The substrate 110 is also dry-etched to form the acoustic hole 113 illustrated in FIG. 1. In this case, an inner circumference surface of the acoustic hole 113 may be perpendicular to an outer surface of the substrate 110.

Referring to FIG. 14, the sacrificial layer 120 is removed to form the supporting layer 125.

That is, a portion of the sacrificial layer 120 formed on the substrate 110 is removed to form the supporting layer 125 along a circumference of the substrate 110. In this case, the sacrificial layer 120 may be removed so that portions of the first vibrating region 163, the second vibrating region 165, and the third vibrating region 167 of the vibrating film 150 are exposed.

As described above, since the microphone 100 according to the present disclosure may minimize the damping which may occur in the air layer formed between the vibrating film 150 and the fixed film by removing the fixed film, frequency response characteristics and noise characteristics may be improved, and the process step may be reduced, thereby making it possible to simplify the process.

As described above, since the microphone according to the present disclosure may minimize the damping which may occur in the air layer formed between the vibrating film and the fixed film by removing the fixed film, frequency response characteristics and noise characteristics may be improved, and the process step may be reduced, thereby making it possible to simplify the process.

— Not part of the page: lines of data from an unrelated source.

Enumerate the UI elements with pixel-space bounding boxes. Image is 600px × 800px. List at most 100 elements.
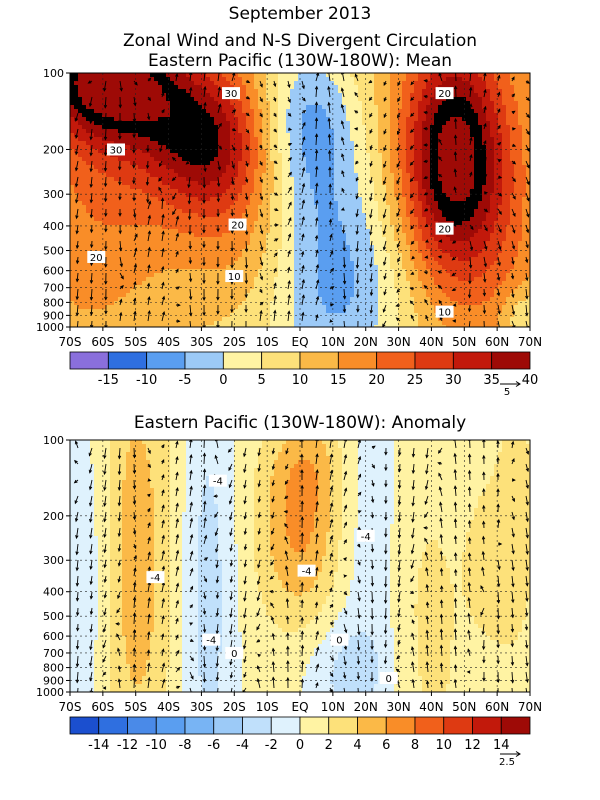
field-cell bbox=[74, 221, 79, 226]
field-cell bbox=[418, 137, 423, 142]
field-cell bbox=[514, 105, 519, 110]
field-cell bbox=[114, 165, 119, 170]
field-cell bbox=[370, 173, 375, 178]
field-cell bbox=[514, 221, 519, 226]
field-cell bbox=[402, 217, 407, 222]
field-cell bbox=[282, 205, 287, 210]
field-cell bbox=[418, 81, 423, 86]
field-cell bbox=[366, 173, 371, 178]
field-cell bbox=[122, 241, 127, 246]
field-cell bbox=[206, 241, 211, 246]
field-cell bbox=[454, 121, 459, 126]
field-cell bbox=[194, 181, 199, 186]
field-cell bbox=[474, 101, 479, 106]
field-cell bbox=[82, 245, 87, 250]
field-cell bbox=[326, 169, 331, 174]
field-cell bbox=[82, 193, 87, 198]
field-cell bbox=[370, 93, 375, 98]
field-cell bbox=[502, 165, 507, 170]
field-cell bbox=[122, 77, 127, 82]
field-cell bbox=[490, 209, 495, 214]
field-cell bbox=[362, 77, 367, 82]
field-cell bbox=[246, 193, 251, 198]
field-cell bbox=[98, 85, 103, 90]
field-cell bbox=[266, 233, 271, 238]
field-cell bbox=[326, 157, 331, 162]
field-cell bbox=[90, 89, 95, 94]
field-cell bbox=[182, 93, 187, 98]
field-cell bbox=[294, 93, 299, 98]
field-cell bbox=[310, 81, 315, 86]
field-cell bbox=[106, 197, 111, 202]
field-cell bbox=[262, 237, 267, 242]
field-cell bbox=[302, 145, 307, 150]
field-cell bbox=[274, 205, 279, 210]
field-cell bbox=[102, 165, 107, 170]
field-cell bbox=[238, 77, 243, 82]
field-cell bbox=[234, 73, 239, 78]
field-cell bbox=[154, 93, 159, 98]
field-cell bbox=[242, 241, 247, 246]
field-cell bbox=[114, 237, 119, 242]
field-cell bbox=[334, 137, 339, 142]
field-cell bbox=[418, 125, 423, 130]
field-cell bbox=[246, 149, 251, 154]
field-cell bbox=[322, 217, 327, 222]
field-cell bbox=[362, 181, 367, 186]
field-cell bbox=[374, 133, 379, 138]
field-cell bbox=[350, 133, 355, 138]
field-cell bbox=[194, 121, 199, 126]
field-cell bbox=[362, 129, 367, 134]
field-cell bbox=[426, 137, 431, 142]
field-cell bbox=[126, 89, 131, 94]
field-cell bbox=[442, 97, 447, 102]
field-cell bbox=[474, 109, 479, 114]
field-cell bbox=[426, 101, 431, 106]
field-cell bbox=[402, 197, 407, 202]
field-cell bbox=[150, 169, 155, 174]
field-cell bbox=[390, 217, 395, 222]
field-cell bbox=[386, 205, 391, 210]
field-cell bbox=[314, 233, 319, 238]
field-cell bbox=[346, 213, 351, 218]
field-cell bbox=[366, 85, 371, 90]
field-cell bbox=[486, 137, 491, 142]
field-cell bbox=[354, 145, 359, 150]
field-cell bbox=[418, 189, 423, 194]
field-cell bbox=[330, 145, 335, 150]
field-cell bbox=[78, 245, 83, 250]
field-cell bbox=[338, 205, 343, 210]
field-cell bbox=[270, 101, 275, 106]
field-cell bbox=[378, 89, 383, 94]
field-cell bbox=[298, 73, 303, 78]
field-cell bbox=[274, 141, 279, 146]
field-cell bbox=[470, 201, 475, 206]
field-cell bbox=[302, 193, 307, 198]
field-cell bbox=[474, 81, 479, 86]
field-cell bbox=[286, 177, 291, 182]
field-cell bbox=[98, 81, 103, 86]
field-cell bbox=[422, 161, 427, 166]
field-cell bbox=[214, 237, 219, 242]
field-cell bbox=[90, 125, 95, 130]
field-cell bbox=[290, 205, 295, 210]
field-cell bbox=[354, 85, 359, 90]
field-cell bbox=[330, 89, 335, 94]
field-cell bbox=[406, 221, 411, 226]
field-cell bbox=[102, 229, 107, 234]
field-cell bbox=[142, 177, 147, 182]
field-cell bbox=[254, 101, 259, 106]
field-cell bbox=[138, 81, 143, 86]
field-cell bbox=[318, 213, 323, 218]
field-cell bbox=[478, 181, 483, 186]
field-cell bbox=[474, 137, 479, 142]
field-cell bbox=[178, 121, 183, 126]
field-cell bbox=[366, 129, 371, 134]
field-cell bbox=[170, 93, 175, 98]
field-cell bbox=[238, 105, 243, 110]
field-cell bbox=[78, 181, 83, 186]
field-cell bbox=[486, 81, 491, 86]
field-cell bbox=[258, 141, 263, 146]
field-cell bbox=[194, 173, 199, 178]
field-cell bbox=[130, 205, 135, 210]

Hereinabove, although the present disclosure has been described in detail with reference to the exemplary embodiment of the present disclosure, it is to be understood by those skilled in the art that the present disclosure may be variously modified and altered without departing from the scope and spirit of the present disclosure as disclosed in the accompanying claims.

Claims

1. A manufacturing method of a microphone, the manufacturing method comprising steps of:

preparing a substrate;

forming a sacrificial layer on the substrate;

forming a conductive layer on the sacrificial layer;

forming an insulating film on the conductive layer and forming the conductive layer as a vibrating film;

etching the insulating film to define a first contact hole;

etching the sacrificial layer and the insulating film to define a second contact hole;

forming a first pad to be disposed in the first contact hole and connected to the vibrating film;

forming a second pad to be disposed in the second contact hole and connected to the substrate

etching the substrate to define an acoustic hole; and

etching the sacrificial layer to form a supporting layer along a circumference of the substrate,

wherein the vibrating film includes:

a first vibrating region disposed at a portion corresponding to the acoustic hole,

a second vibrating region connected to the first vibrating region, and including an air inlet, and

a third vibrating region connected to the second vibrating region through a plurality of connection parts.

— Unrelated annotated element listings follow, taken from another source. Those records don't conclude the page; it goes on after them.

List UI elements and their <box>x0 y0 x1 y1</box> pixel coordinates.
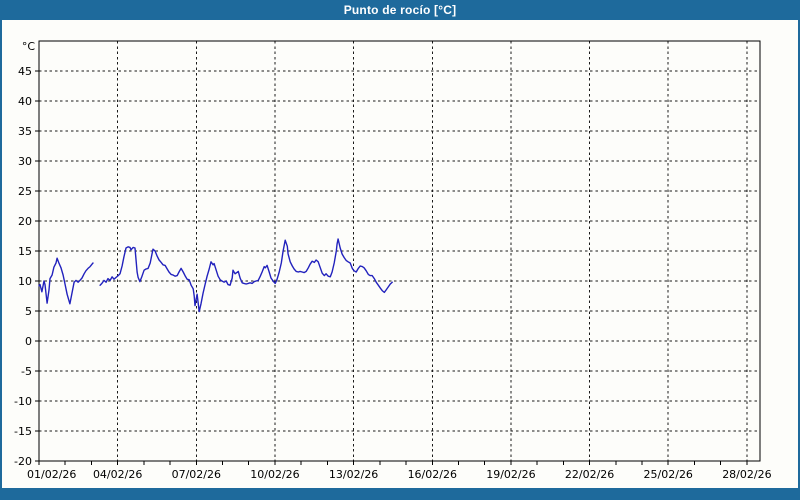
x-tick-labels: 01/02/26 04/02/26 07/02/26 10/02/26 13/02/26… <box>27 468 772 481</box>
y-axis-unit-label: °C <box>22 40 36 53</box>
y-tick-label: 45 <box>18 65 32 78</box>
x-tick-marks <box>38 461 748 465</box>
x-tick-label: 16/02/26 <box>408 468 457 481</box>
x-tick-label: 22/02/26 <box>565 468 614 481</box>
series-line <box>38 238 393 313</box>
y-tick-label: 0 <box>25 335 32 348</box>
y-tick-label: -5 <box>21 365 32 378</box>
y-tick-label: 30 <box>18 155 32 168</box>
x-tick-label: 13/02/26 <box>329 468 378 481</box>
x-tick-label: 28/02/26 <box>722 468 771 481</box>
window-title: Punto de rocío [°C] <box>343 3 457 17</box>
y-tick-label: 10 <box>18 275 32 288</box>
x-tick-label: 01/02/26 <box>27 468 76 481</box>
y-tick-label: 25 <box>18 185 32 198</box>
y-gridlines <box>39 70 760 432</box>
bottom-bar <box>2 488 798 500</box>
y-tick-label: -15 <box>14 425 32 438</box>
x-tick-label: 04/02/26 <box>93 468 142 481</box>
x-tick-label: 10/02/26 <box>250 468 299 481</box>
y-tick-label: 40 <box>18 95 32 108</box>
y-tick-label: 35 <box>18 125 32 138</box>
y-tick-label: -20 <box>14 455 32 468</box>
y-tick-label: 15 <box>18 245 32 258</box>
y-tick-labels: -20 -15 -10 -5 0 5 10 15 20 25 30 35 40 45 °C <box>14 40 39 468</box>
x-gridlines <box>117 41 748 461</box>
y-tick-label: 5 <box>25 305 32 318</box>
x-tick-label: 07/02/26 <box>172 468 221 481</box>
window-title-bar: Punto de rocío [°C] <box>2 0 798 20</box>
y-tick-label: 20 <box>18 215 32 228</box>
x-tick-label: 19/02/26 <box>486 468 535 481</box>
x-tick-label: 25/02/26 <box>644 468 693 481</box>
y-tick-label: -10 <box>14 395 32 408</box>
chart-area: -20 -15 -10 -5 0 5 10 15 20 25 30 35 40 45 °C 01/02/26 0… <box>2 20 798 488</box>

2. The manufacturing method of claim 1, wherein the air inlet includes:

a first slot disposed between two connection parts; and

a plurality of through-holes positioned between the first vibrating region and the first slot,

wherein the first slot includes a bending part bent toward the first vibrating region at both end portions of the first slot.

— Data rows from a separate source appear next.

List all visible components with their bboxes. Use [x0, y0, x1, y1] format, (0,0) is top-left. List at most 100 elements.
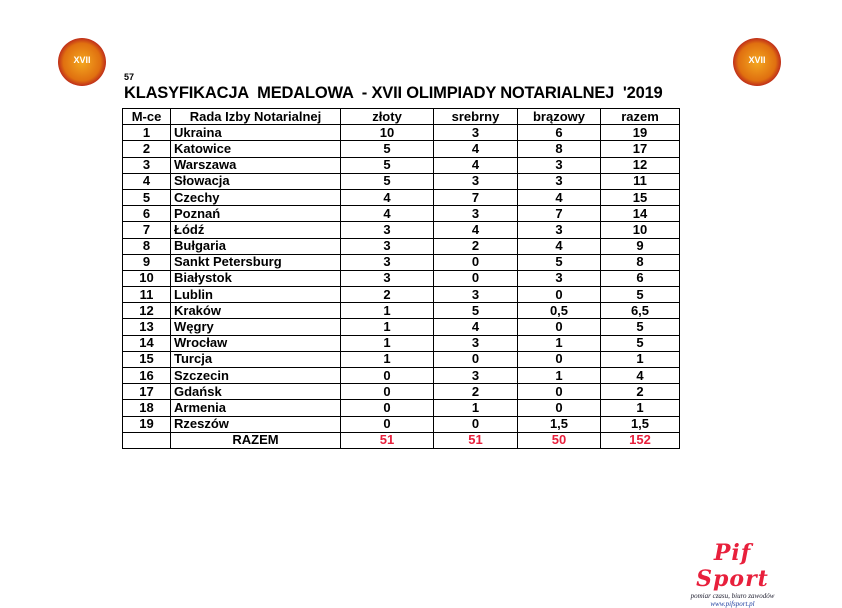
silver-cell: 2 — [433, 237, 518, 255]
council-cell: Wrocław — [170, 334, 341, 352]
council-cell: Łódź — [170, 221, 341, 239]
silver-cell: 4 — [433, 156, 518, 174]
gold-cell: 5 — [340, 156, 434, 174]
gold-cell: 3 — [340, 253, 434, 271]
rank-cell: 9 — [122, 253, 171, 271]
silver-cell: 3 — [433, 172, 518, 190]
bronze-cell: 3 — [517, 172, 601, 190]
total-cell: 14 — [600, 205, 680, 223]
gold-cell: 2 — [340, 286, 434, 304]
table-row: 4 Słowacja 5 3 3 11 — [122, 172, 680, 190]
gold-cell: 10 — [340, 124, 434, 142]
rank-cell: 5 — [122, 188, 171, 207]
bronze-cell: 6 — [517, 124, 601, 142]
total-cell: 1,5 — [600, 415, 680, 433]
bronze-cell: 8 — [517, 140, 601, 158]
silver-cell: 0 — [433, 269, 518, 288]
pif-sport-logo: Pif Sport pomiar czasu, biuro zawodów ww… — [690, 540, 775, 608]
silver-cell: 4 — [433, 140, 518, 158]
bronze-cell: 4 — [517, 188, 601, 207]
total-cell: 15 — [600, 188, 680, 207]
council-cell: Gdańsk — [170, 383, 341, 401]
silver-cell: 1 — [433, 399, 518, 417]
total-value: 51 — [340, 431, 434, 449]
gold-cell: 3 — [340, 237, 434, 255]
bronze-cell: 1 — [517, 366, 601, 385]
silver-cell: 3 — [433, 366, 518, 385]
council-cell: Węgry — [170, 318, 341, 336]
rank-cell: 14 — [122, 334, 171, 352]
total-cell: 4 — [600, 366, 680, 385]
silver-cell: 0 — [433, 253, 518, 271]
rank-cell: 11 — [122, 286, 171, 304]
olympiad-logo-right: XVII — [733, 38, 781, 86]
table-row: 15 Turcja 1 0 0 1 — [122, 350, 680, 369]
council-cell: Szczecin — [170, 366, 341, 385]
bronze-cell: 0 — [517, 286, 601, 304]
bronze-cell: 0,5 — [517, 302, 601, 320]
total-row: RAZEM 51 51 50 152 — [122, 431, 680, 449]
rank-cell: 7 — [122, 221, 171, 239]
total-cell: 5 — [600, 286, 680, 304]
total-cell: 10 — [600, 221, 680, 239]
silver-cell: 2 — [433, 383, 518, 401]
council-cell: Armenia — [170, 399, 341, 417]
gold-cell: 5 — [340, 140, 434, 158]
total-cell: 5 — [600, 318, 680, 336]
rank-cell: 1 — [122, 124, 171, 142]
rank-cell: 17 — [122, 383, 171, 401]
table-row: 1 Ukraina 10 3 6 19 — [122, 124, 680, 142]
total-cell: 9 — [600, 237, 680, 255]
bronze-cell: 1 — [517, 334, 601, 352]
table-row: 18 Armenia 0 1 0 1 — [122, 399, 680, 417]
page-title: KLASYFIKACJA MEDALOWA - XVII OLIMPIADY N… — [124, 84, 663, 102]
total-cell: 19 — [600, 124, 680, 142]
council-cell: Czechy — [170, 188, 341, 207]
column-header: brązowy — [517, 107, 601, 126]
table-row: 13 Węgry 1 4 0 5 — [122, 318, 680, 336]
table-row: 12 Kraków 1 5 0,5 6,5 — [122, 302, 680, 320]
rank-cell: 6 — [122, 205, 171, 223]
total-value: 152 — [600, 431, 680, 449]
bronze-cell: 0 — [517, 399, 601, 417]
table-row: 14 Wrocław 1 3 1 5 — [122, 334, 680, 352]
table-row: 19 Rzeszów 0 0 1,5 1,5 — [122, 415, 680, 433]
rank-cell: 18 — [122, 399, 171, 417]
column-header: Rada Izby Notarialnej — [170, 107, 341, 126]
bronze-cell: 0 — [517, 350, 601, 369]
council-cell: Warszawa — [170, 156, 341, 174]
bronze-cell: 3 — [517, 156, 601, 174]
silver-cell: 7 — [433, 188, 518, 207]
bronze-cell: 3 — [517, 269, 601, 288]
gold-cell: 4 — [340, 188, 434, 207]
council-cell: Sankt Petersburg — [170, 253, 341, 271]
table-row: 8 Bułgaria 3 2 4 9 — [122, 237, 680, 255]
council-cell: Kraków — [170, 302, 341, 320]
council-cell: Ukraina — [170, 124, 341, 142]
total-cell: 2 — [600, 383, 680, 401]
rank-cell: 8 — [122, 237, 171, 255]
silver-cell: 4 — [433, 318, 518, 336]
gold-cell: 4 — [340, 205, 434, 223]
header-row: M-ce Rada Izby Notarialnej złoty srebrny brą… — [122, 107, 680, 126]
silver-cell: 4 — [433, 221, 518, 239]
column-header: złoty — [340, 107, 434, 126]
silver-cell: 5 — [433, 302, 518, 320]
medal-table: M-ce Rada Izby Notarialnej złoty srebrny brą… — [122, 107, 680, 449]
total-cell: 1 — [600, 350, 680, 369]
council-cell: Białystok — [170, 269, 341, 288]
table-row: 16 Szczecin 0 3 1 4 — [122, 366, 680, 385]
table-row: 5 Czechy 4 7 4 15 — [122, 188, 680, 207]
table-row: 3 Warszawa 5 4 3 12 — [122, 156, 680, 174]
total-cell: 6 — [600, 269, 680, 288]
gold-cell: 3 — [340, 269, 434, 288]
total-cell: 12 — [600, 156, 680, 174]
gold-cell: 1 — [340, 334, 434, 352]
total-value: 51 — [433, 431, 518, 449]
rank-cell: 15 — [122, 350, 171, 369]
page-number: 57 — [124, 72, 135, 82]
gold-cell: 1 — [340, 302, 434, 320]
rank-cell: 19 — [122, 415, 171, 433]
total-cell: 6,5 — [600, 302, 680, 320]
bronze-cell: 5 — [517, 253, 601, 271]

3. The manufacturing method of claim 2, wherein the air inlet includes a second slot disposed between the two connection parts.

4. The manufacturing method of claim 3, wherein a width of the second slot is greater than a width of the first slot.

5. The manufacturing method of claim 1, wherein in the step of etching the substrate to define an acoustic hole, the substrate is wet-etched and has an inner circumference surface of the acoustic hole in an inclined surface.

6. The manufacturing method of claim 5, wherein the acoustic hole is defined in the inclined surface of the substrate, in which an inner diameter of the substrate decreases toward the vibrating film.